Anything in the design or management of work that increases the risk of work-related stress can be understood as a psychosocial hazard.

While stress itself does not constitute a physical or psychological injury, a stress response includes the physical, mental and emotional reactions that occur when a worker perceives that the demands of work exceed their ability or resources to cope. If prolonged and/or severe, work-related stress can cause both psychological and physical injuries.
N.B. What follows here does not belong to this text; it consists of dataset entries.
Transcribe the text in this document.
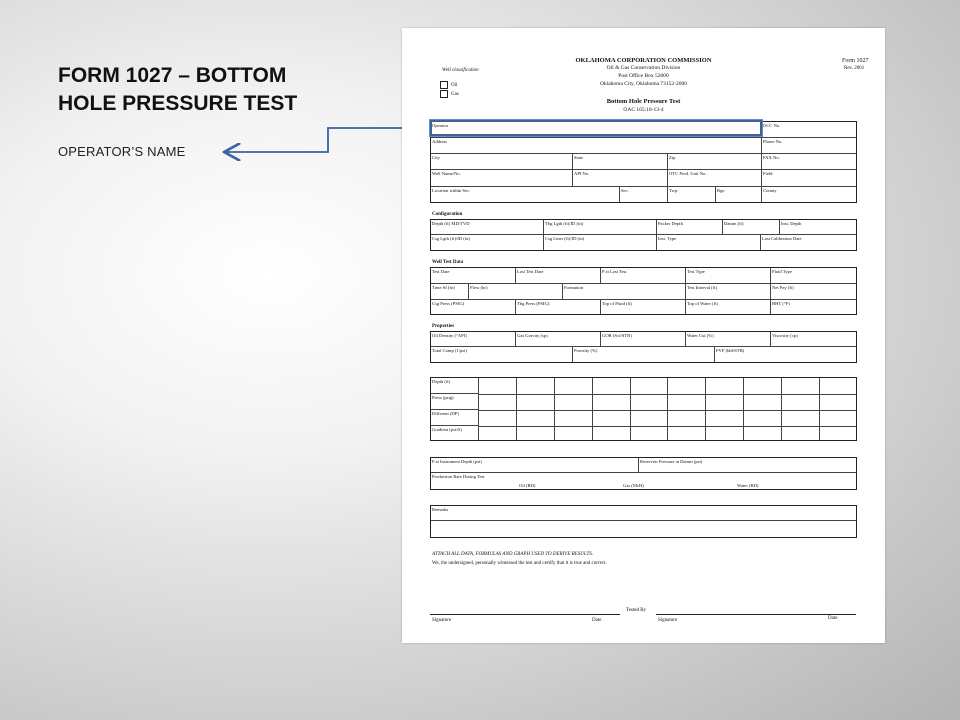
FORM 1027 – BOTTOM
HOLE PRESSURE TEST
OPERATOR’S NAME
Form 1027
Rev. 2001
OKLAHOMA CORPORATION COMMISSION
Oil & Gas Conservation Division
Post Office Box 52000
Oklahoma City, Oklahoma 73152-2000
Bottom Hole Pressure Test
OAC 165:10-13-4
Well classification
Oil
Gas
Operator	OCC No.
Address	Phone No.
City	State	Zip	FAX No.
Well Name/No.	API No.	OTC Prod. Unit No.	Field
Location within Sec.	Sec.	Twp.	Rge.	County
Configuration
Depth (ft) MD/TVD	Tbg Lgth (ft)/ID (in)	Packer Depth	Datum (ft)	Inst. Depth
Csg Lgth (ft)/ID (in)	Csg Liner (ft)/ID (in)	Inst. Type	Last Calibration Date
Well Test Data
Test Date	Last Test Date	P at Last Test	Test Type	Fluid Type
Time SI (hr)	Flow (hr)	Formation	Test Interval (ft)	Net Pay (ft)
Csg Press (PSIG)	Tbg Press (PSIG)	Top of Fluid (ft)	Top of Water (ft)	BHT (°F)
Properties
Oil Density (°API)	Gas Gravity (sp)	GOR (Scf/STB)	Water Cut (%)	Viscosity (cp)
Total Comp (1/psi)	Porosity (%)	FVF (bbl/STB)
Depth (ft)
Press (psig)
Different (DP)
Gradient (psi/ft)
P at Instrument Depth (psi)	Reservoir Pressure at Datum (psi)
Production Rate During Test
Oil (BD)	Gas (McH)	Water (BD)
Remarks
ATTACH ALL DATA, FORMULAS AND GRAPH USED TO DERIVE RESULTS.
We, the undersigned, personally witnessed the test and certify that it is true and correct.
Tested By
Signature	Date	Signature	Date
While pressure is normal in many workplaces, stress may result when ‘pressure becomes excessive or otherwise unmanageable’.

Common psychosocial risks

There are a variety of aspects of work which can pose psychosocial risks to workers. 

Job content/task design

Lack of variety in the work; under-use of skills or under-skilled for work

Workload and work pace

Long or unsocial work hours; shift working; inflexible hours

Job control

Lack of control over job design or workload; limited participation in deciding one’s own work

Environment and equipment

Unsafe equipment and resources; poor physical working conditions (such as poor lighting, excessive or irritating noise, poor ergonomics)

Organizational culture

Unclear organizational objectives; poor communication; culture that enables discrimination or abuse

Interpersonal relationships at work

Social or physical isolation; limited support from supervisors or colleagues; authoritarian supervision and poor line management; violence, harassment or bullying; discrimination and exclusion

Role in organization

Unclear job role within the organization or team

Career development

Under- or over-promotion; job insecurity; poor investment in development; punitive procedures for sickness absence and performance management

Home-work interface

Conflicting home/work demands; being away from home for work

What employers can do?

The key to deal with psychosocial hazards and risks in the workplace is prevention by means of:
  • conducting comprehensive risk assessment, covering all aspects of work, including psychosocial hazards and risks, as it is done with other workplace hazards;
  • adopting collective and individual preventive and control measures;
  • increasing the coping ability of workers by increasing their control over their tasks;
  • improving organizational communication;
  • allowing workers’ participation in decision making;
  • building up social support systems for workers within the workplace;
  • taking into account the interaction between working and living conditions;
  • enhancing the value placed on safety and health within the organization.